Broadcasting lets us do math on arrays of different sizes easily. It saves time and makes code simple.

Adding a single number to every element in a list of numbers.
Multiplying each row of a table by a different number without writing loops.
Comparing two lists of different lengths element-wise.
Applying a formula to a matrix and a vector without extra steps.
Syntax
NumPy
result = array1 + array2

Arrays must be compatible in shape for broadcasting to work.
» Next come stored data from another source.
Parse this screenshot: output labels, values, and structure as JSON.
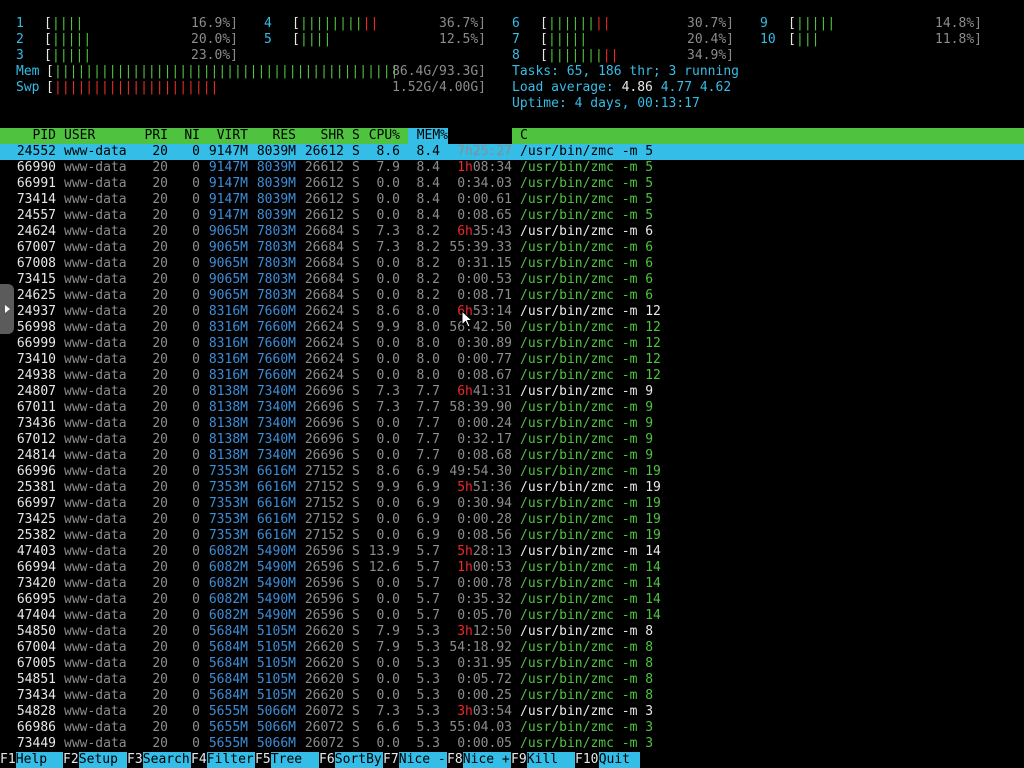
{
  "meters": {
    "cpu": [
      {
        "id": "1",
        "bar": "||||",
        "pct": "16.9%"
      },
      {
        "id": "2",
        "bar": "|||||",
        "pct": "20.0%"
      },
      {
        "id": "3",
        "bar": "|||||",
        "pct": "23.0%"
      },
      {
        "id": "4",
        "bar": "||||||||||",
        "pct": "36.7%"
      },
      {
        "id": "5",
        "bar": "||||",
        "pct": "12.5%"
      },
      {
        "id": "6",
        "bar": "||||||||",
        "pct": "30.7%"
      },
      {
        "id": "7",
        "bar": "|||||",
        "pct": "20.4%"
      },
      {
        "id": "8",
        "bar": "|||||||||",
        "pct": "34.9%"
      },
      {
        "id": "9",
        "bar": "|||||",
        "pct": "14.8%"
      },
      {
        "id": "10",
        "bar": "|||",
        "pct": "11.8%"
      }
    ],
    "mem": {
      "label": "Mem",
      "bar": "||||||||||||||||||||||||||||||||||||||||||||",
      "used": "86.4G",
      "total": "93.3G"
    },
    "swp": {
      "label": "Swp",
      "bar": "|||||||||||||||||||||",
      "used": "1.52G",
      "total": "4.00G"
    },
    "tasks": {
      "label": "Tasks:",
      "tasks": "65",
      "sep": ",",
      "thr": "186",
      "thr_label": "thr;",
      "running": "3",
      "running_label": "running"
    },
    "load": {
      "label": "Load average:",
      "l1": "4.86",
      "l5": "4.77",
      "l15": "4.62"
    },
    "uptime": {
      "label": "Uptime:",
      "value": "4 days, 00:13:17"
    }
  },
  "columns": {
    "pid": "PID",
    "user": "USER",
    "pri": "PRI",
    "ni": "NI",
    "virt": "VIRT",
    "res": "RES",
    "shr": "SHR",
    "s": "S",
    "cpu": "CPU%",
    "mem": "MEM%",
    "time": "",
    "command": "C"
  },
  "processes": [
    {
      "pid": "24552",
      "user": "www-data",
      "pri": "20",
      "ni": "0",
      "virt": "9147M",
      "res": "8039M",
      "shr": "26612",
      "s": "S",
      "cpu": "8.6",
      "mem": "8.4",
      "time_h": "",
      "time": "7h25:27",
      "cmd": "/usr/bin/zmc -m 5",
      "thread": false,
      "selected": true
    },
    {
      "pid": "66990",
      "user": "www-data",
      "pri": "20",
      "ni": "0",
      "virt": "9147M",
      "res": "8039M",
      "shr": "26612",
      "s": "S",
      "cpu": "7.9",
      "mem": "8.4",
      "time_h": "1h",
      "time": "08:34",
      "cmd": "/usr/bin/zmc -m 5",
      "thread": true
    },
    {
      "pid": "66991",
      "user": "www-data",
      "pri": "20",
      "ni": "0",
      "virt": "9147M",
      "res": "8039M",
      "shr": "26612",
      "s": "S",
      "cpu": "0.0",
      "mem": "8.4",
      "time_h": "",
      "time": "0:34.03",
      "cmd": "/usr/bin/zmc -m 5",
      "thread": true
    },
    {
      "pid": "73414",
      "user": "www-data",
      "pri": "20",
      "ni": "0",
      "virt": "9147M",
      "res": "8039M",
      "shr": "26612",
      "s": "S",
      "cpu": "0.0",
      "mem": "8.4",
      "time_h": "",
      "time": "0:00.61",
      "cmd": "/usr/bin/zmc -m 5",
      "thread": true
    },
    {
      "pid": "24557",
      "user": "www-data",
      "pri": "20",
      "ni": "0",
      "virt": "9147M",
      "res": "8039M",
      "shr": "26612",
      "s": "S",
      "cpu": "0.0",
      "mem": "8.4",
      "time_h": "",
      "time": "0:08.65",
      "cmd": "/usr/bin/zmc -m 5",
      "thread": true
    },
    {
      "pid": "24624",
      "user": "www-data",
      "pri": "20",
      "ni": "0",
      "virt": "9065M",
      "res": "7803M",
      "shr": "26684",
      "s": "S",
      "cpu": "7.3",
      "mem": "8.2",
      "time_h": "6h",
      "time": "35:43",
      "cmd": "/usr/bin/zmc -m 6",
      "thread": false
    },
    {
      "pid": "67007",
      "user": "www-data",
      "pri": "20",
      "ni": "0",
      "virt": "9065M",
      "res": "7803M",
      "shr": "26684",
      "s": "S",
      "cpu": "7.3",
      "mem": "8.2",
      "time_h": "",
      "time": "55:39.33",
      "cmd": "/usr/bin/zmc -m 6",
      "thread": true
    },
    {
      "pid": "67008",
      "user": "www-data",
      "pri": "20",
      "ni": "0",
      "virt": "9065M",
      "res": "7803M",
      "shr": "26684",
      "s": "S",
      "cpu": "0.0",
      "mem": "8.2",
      "time_h": "",
      "time": "0:31.15",
      "cmd": "/usr/bin/zmc -m 6",
      "thread": true
    },
    {
      "pid": "73415",
      "user": "www-data",
      "pri": "20",
      "ni": "0",
      "virt": "9065M",
      "res": "7803M",
      "shr": "26684",
      "s": "S",
      "cpu": "0.0",
      "mem": "8.2",
      "time_h": "",
      "time": "0:00.53",
      "cmd": "/usr/bin/zmc -m 6",
      "thread": true
    },
    {
      "pid": "24625",
      "user": "www-data",
      "pri": "20",
      "ni": "0",
      "virt": "9065M",
      "res": "7803M",
      "shr": "26684",
      "s": "S",
      "cpu": "0.0",
      "mem": "8.2",
      "time_h": "",
      "time": "0:08.71",
      "cmd": "/usr/bin/zmc -m 6",
      "thread": true
    },
    {
      "pid": "24937",
      "user": "www-data",
      "pri": "20",
      "ni": "0",
      "virt": "8316M",
      "res": "7660M",
      "shr": "26624",
      "s": "S",
      "cpu": "8.6",
      "mem": "8.0",
      "time_h": "6h",
      "time": "53:14",
      "cmd": "/usr/bin/zmc -m 12",
      "thread": false
    },
    {
      "pid": "56998",
      "user": "www-data",
      "pri": "20",
      "ni": "0",
      "virt": "8316M",
      "res": "7660M",
      "shr": "26624",
      "s": "S",
      "cpu": "9.9",
      "mem": "8.0",
      "time_h": "",
      "time": "56:42.50",
      "cmd": "/usr/bin/zmc -m 12",
      "thread": true
    },
    {
      "pid": "66999",
      "user": "www-data",
      "pri": "20",
      "ni": "0",
      "virt": "8316M",
      "res": "7660M",
      "shr": "26624",
      "s": "S",
      "cpu": "0.0",
      "mem": "8.0",
      "time_h": "",
      "time": "0:30.89",
      "cmd": "/usr/bin/zmc -m 12",
      "thread": true
    },
    {
      "pid": "73410",
      "user": "www-data",
      "pri": "20",
      "ni": "0",
      "virt": "8316M",
      "res": "7660M",
      "shr": "26624",
      "s": "S",
      "cpu": "0.0",
      "mem": "8.0",
      "time_h": "",
      "time": "0:00.77",
      "cmd": "/usr/bin/zmc -m 12",
      "thread": true
    },
    {
      "pid": "24938",
      "user": "www-data",
      "pri": "20",
      "ni": "0",
      "virt": "8316M",
      "res": "7660M",
      "shr": "26624",
      "s": "S",
      "cpu": "0.0",
      "mem": "8.0",
      "time_h": "",
      "time": "0:08.67",
      "cmd": "/usr/bin/zmc -m 12",
      "thread": true
    },
    {
      "pid": "24807",
      "user": "www-data",
      "pri": "20",
      "ni": "0",
      "virt": "8138M",
      "res": "7340M",
      "shr": "26696",
      "s": "S",
      "cpu": "7.3",
      "mem": "7.7",
      "time_h": "6h",
      "time": "41:31",
      "cmd": "/usr/bin/zmc -m 9",
      "thread": false
    },
    {
      "pid": "67011",
      "user": "www-data",
      "pri": "20",
      "ni": "0",
      "virt": "8138M",
      "res": "7340M",
      "shr": "26696",
      "s": "S",
      "cpu": "7.3",
      "mem": "7.7",
      "time_h": "",
      "time": "58:39.90",
      "cmd": "/usr/bin/zmc -m 9",
      "thread": true
    },
    {
      "pid": "73436",
      "user": "www-data",
      "pri": "20",
      "ni": "0",
      "virt": "8138M",
      "res": "7340M",
      "shr": "26696",
      "s": "S",
      "cpu": "0.0",
      "mem": "7.7",
      "time_h": "",
      "time": "0:00.24",
      "cmd": "/usr/bin/zmc -m 9",
      "thread": true
    },
    {
      "pid": "67012",
      "user": "www-data",
      "pri": "20",
      "ni": "0",
      "virt": "8138M",
      "res": "7340M",
      "shr": "26696",
      "s": "S",
      "cpu": "0.0",
      "mem": "7.7",
      "time_h": "",
      "time": "0:32.17",
      "cmd": "/usr/bin/zmc -m 9",
      "thread": true
    },
    {
      "pid": "24814",
      "user": "www-data",
      "pri": "20",
      "ni": "0",
      "virt": "8138M",
      "res": "7340M",
      "shr": "26696",
      "s": "S",
      "cpu": "0.0",
      "mem": "7.7",
      "time_h": "",
      "time": "0:08.68",
      "cmd": "/usr/bin/zmc -m 9",
      "thread": true
    },
    {
      "pid": "66996",
      "user": "www-data",
      "pri": "20",
      "ni": "0",
      "virt": "7353M",
      "res": "6616M",
      "shr": "27152",
      "s": "S",
      "cpu": "8.6",
      "mem": "6.9",
      "time_h": "",
      "time": "49:54.30",
      "cmd": "/usr/bin/zmc -m 19",
      "thread": true
    },
    {
      "pid": "25381",
      "user": "www-data",
      "pri": "20",
      "ni": "0",
      "virt": "7353M",
      "res": "6616M",
      "shr": "27152",
      "s": "S",
      "cpu": "9.9",
      "mem": "6.9",
      "time_h": "5h",
      "time": "51:36",
      "cmd": "/usr/bin/zmc -m 19",
      "thread": false
    },
    {
      "pid": "66997",
      "user": "www-data",
      "pri": "20",
      "ni": "0",
      "virt": "7353M",
      "res": "6616M",
      "shr": "27152",
      "s": "S",
      "cpu": "0.0",
      "mem": "6.9",
      "time_h": "",
      "time": "0:30.94",
      "cmd": "/usr/bin/zmc -m 19",
      "thread": true
    },
    {
      "pid": "73425",
      "user": "www-data",
      "pri": "20",
      "ni": "0",
      "virt": "7353M",
      "res": "6616M",
      "shr": "27152",
      "s": "S",
      "cpu": "0.0",
      "mem": "6.9",
      "time_h": "",
      "time": "0:00.28",
      "cmd": "/usr/bin/zmc -m 19",
      "thread": true
    },
    {
      "pid": "25382",
      "user": "www-data",
      "pri": "20",
      "ni": "0",
      "virt": "7353M",
      "res": "6616M",
      "shr": "27152",
      "s": "S",
      "cpu": "0.0",
      "mem": "6.9",
      "time_h": "",
      "time": "0:08.56",
      "cmd": "/usr/bin/zmc -m 19",
      "thread": true
    },
    {
      "pid": "47403",
      "user": "www-data",
      "pri": "20",
      "ni": "0",
      "virt": "6082M",
      "res": "5490M",
      "shr": "26596",
      "s": "S",
      "cpu": "13.9",
      "mem": "5.7",
      "time_h": "5h",
      "time": "28:13",
      "cmd": "/usr/bin/zmc -m 14",
      "thread": false
    },
    {
      "pid": "66994",
      "user": "www-data",
      "pri": "20",
      "ni": "0",
      "virt": "6082M",
      "res": "5490M",
      "shr": "26596",
      "s": "S",
      "cpu": "12.6",
      "mem": "5.7",
      "time_h": "1h",
      "time": "00:53",
      "cmd": "/usr/bin/zmc -m 14",
      "thread": true
    },
    {
      "pid": "73420",
      "user": "www-data",
      "pri": "20",
      "ni": "0",
      "virt": "6082M",
      "res": "5490M",
      "shr": "26596",
      "s": "S",
      "cpu": "0.0",
      "mem": "5.7",
      "time_h": "",
      "time": "0:00.78",
      "cmd": "/usr/bin/zmc -m 14",
      "thread": true
    },
    {
      "pid": "66995",
      "user": "www-data",
      "pri": "20",
      "ni": "0",
      "virt": "6082M",
      "res": "5490M",
      "shr": "26596",
      "s": "S",
      "cpu": "0.0",
      "mem": "5.7",
      "time_h": "",
      "time": "0:35.32",
      "cmd": "/usr/bin/zmc -m 14",
      "thread": true
    },
    {
      "pid": "47404",
      "user": "www-data",
      "pri": "20",
      "ni": "0",
      "virt": "6082M",
      "res": "5490M",
      "shr": "26596",
      "s": "S",
      "cpu": "0.0",
      "mem": "5.7",
      "time_h": "",
      "time": "0:05.70",
      "cmd": "/usr/bin/zmc -m 14",
      "thread": true
    },
    {
      "pid": "54850",
      "user": "www-data",
      "pri": "20",
      "ni": "0",
      "virt": "5684M",
      "res": "5105M",
      "shr": "26620",
      "s": "S",
      "cpu": "7.9",
      "mem": "5.3",
      "time_h": "3h",
      "time": "12:50",
      "cmd": "/usr/bin/zmc -m 8",
      "thread": false
    },
    {
      "pid": "67004",
      "user": "www-data",
      "pri": "20",
      "ni": "0",
      "virt": "5684M",
      "res": "5105M",
      "shr": "26620",
      "s": "S",
      "cpu": "7.9",
      "mem": "5.3",
      "time_h": "",
      "time": "54:18.92",
      "cmd": "/usr/bin/zmc -m 8",
      "thread": true
    },
    {
      "pid": "67005",
      "user": "www-data",
      "pri": "20",
      "ni": "0",
      "virt": "5684M",
      "res": "5105M",
      "shr": "26620",
      "s": "S",
      "cpu": "0.0",
      "mem": "5.3",
      "time_h": "",
      "time": "0:31.95",
      "cmd": "/usr/bin/zmc -m 8",
      "thread": true
    },
    {
      "pid": "54851",
      "user": "www-data",
      "pri": "20",
      "ni": "0",
      "virt": "5684M",
      "res": "5105M",
      "shr": "26620",
      "s": "S",
      "cpu": "0.0",
      "mem": "5.3",
      "time_h": "",
      "time": "0:05.72",
      "cmd": "/usr/bin/zmc -m 8",
      "thread": true
    },
    {
      "pid": "73434",
      "user": "www-data",
      "pri": "20",
      "ni": "0",
      "virt": "5684M",
      "res": "5105M",
      "shr": "26620",
      "s": "S",
      "cpu": "0.0",
      "mem": "5.3",
      "time_h": "",
      "time": "0:00.25",
      "cmd": "/usr/bin/zmc -m 8",
      "thread": true
    },
    {
      "pid": "54828",
      "user": "www-data",
      "pri": "20",
      "ni": "0",
      "virt": "5655M",
      "res": "5066M",
      "shr": "26072",
      "s": "S",
      "cpu": "7.3",
      "mem": "5.3",
      "time_h": "3h",
      "time": "03:54",
      "cmd": "/usr/bin/zmc -m 3",
      "thread": false
    },
    {
      "pid": "66986",
      "user": "www-data",
      "pri": "20",
      "ni": "0",
      "virt": "5655M",
      "res": "5066M",
      "shr": "26072",
      "s": "S",
      "cpu": "6.6",
      "mem": "5.3",
      "time_h": "",
      "time": "55:04.03",
      "cmd": "/usr/bin/zmc -m 3",
      "thread": true
    },
    {
      "pid": "73449",
      "user": "www-data",
      "pri": "20",
      "ni": "0",
      "virt": "5655M",
      "res": "5066M",
      "shr": "26072",
      "s": "S",
      "cpu": "0.0",
      "mem": "5.3",
      "time_h": "",
      "time": "0:00.05",
      "cmd": "/usr/bin/zmc -m 3",
      "thread": true
    }
  ],
  "footer": [
    {
      "key": "F1",
      "label": "Help"
    },
    {
      "key": "F2",
      "label": "Setup"
    },
    {
      "key": "F3",
      "label": "Search"
    },
    {
      "key": "F4",
      "label": "Filter"
    },
    {
      "key": "F5",
      "label": "Tree"
    },
    {
      "key": "F6",
      "label": "SortBy"
    },
    {
      "key": "F7",
      "label": "Nice -"
    },
    {
      "key": "F8",
      "label": "Nice +"
    },
    {
      "key": "F9",
      "label": "Kill"
    },
    {
      "key": "F10",
      "label": "Quit"
    }
  ]
}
Smaller array is 'stretched' to match the bigger one without copying data.

Examples
Add a single number to each element of an array.
NumPy
import numpy as np

arr1 = np.array([1, 2, 3])
arr2 = 5
result = arr1 + arr2
print(result)
Add a 1D array to each row of a 2D array.
NumPy
import numpy as np

arr1 = np.array([[1, 2, 3], [4, 5, 6]])
arr2 = np.array([10, 20, 30])
result = arr1 + arr2
print(result)
Sample Program

This example shows how broadcasting adds a 1D array to each row of a 2D array without loops.

NumPy
import numpy as np

# Create a 2D array (2 rows, 3 columns)
matrix = np.array([[1, 2, 3], [4, 5, 6]])

# Create a 1D array with 3 elements
vector = np.array([10, 20, 30])

# Add vector to each row of matrix using broadcasting
result = matrix + vector

print("Matrix:\n", matrix)
print("Vector:\n", vector)
print("Result of broadcasting addition:\n", result)
OutputSuccess
Important Notes

Broadcasting works only if array shapes are compatible from the right side.

It avoids slow loops and extra memory use.

Understanding broadcasting helps write faster and cleaner code.

Summary

Broadcasting lets you do math on arrays of different shapes easily.

It saves time by avoiding loops and extra memory.

It is a key feature to learn for efficient data science with numpy.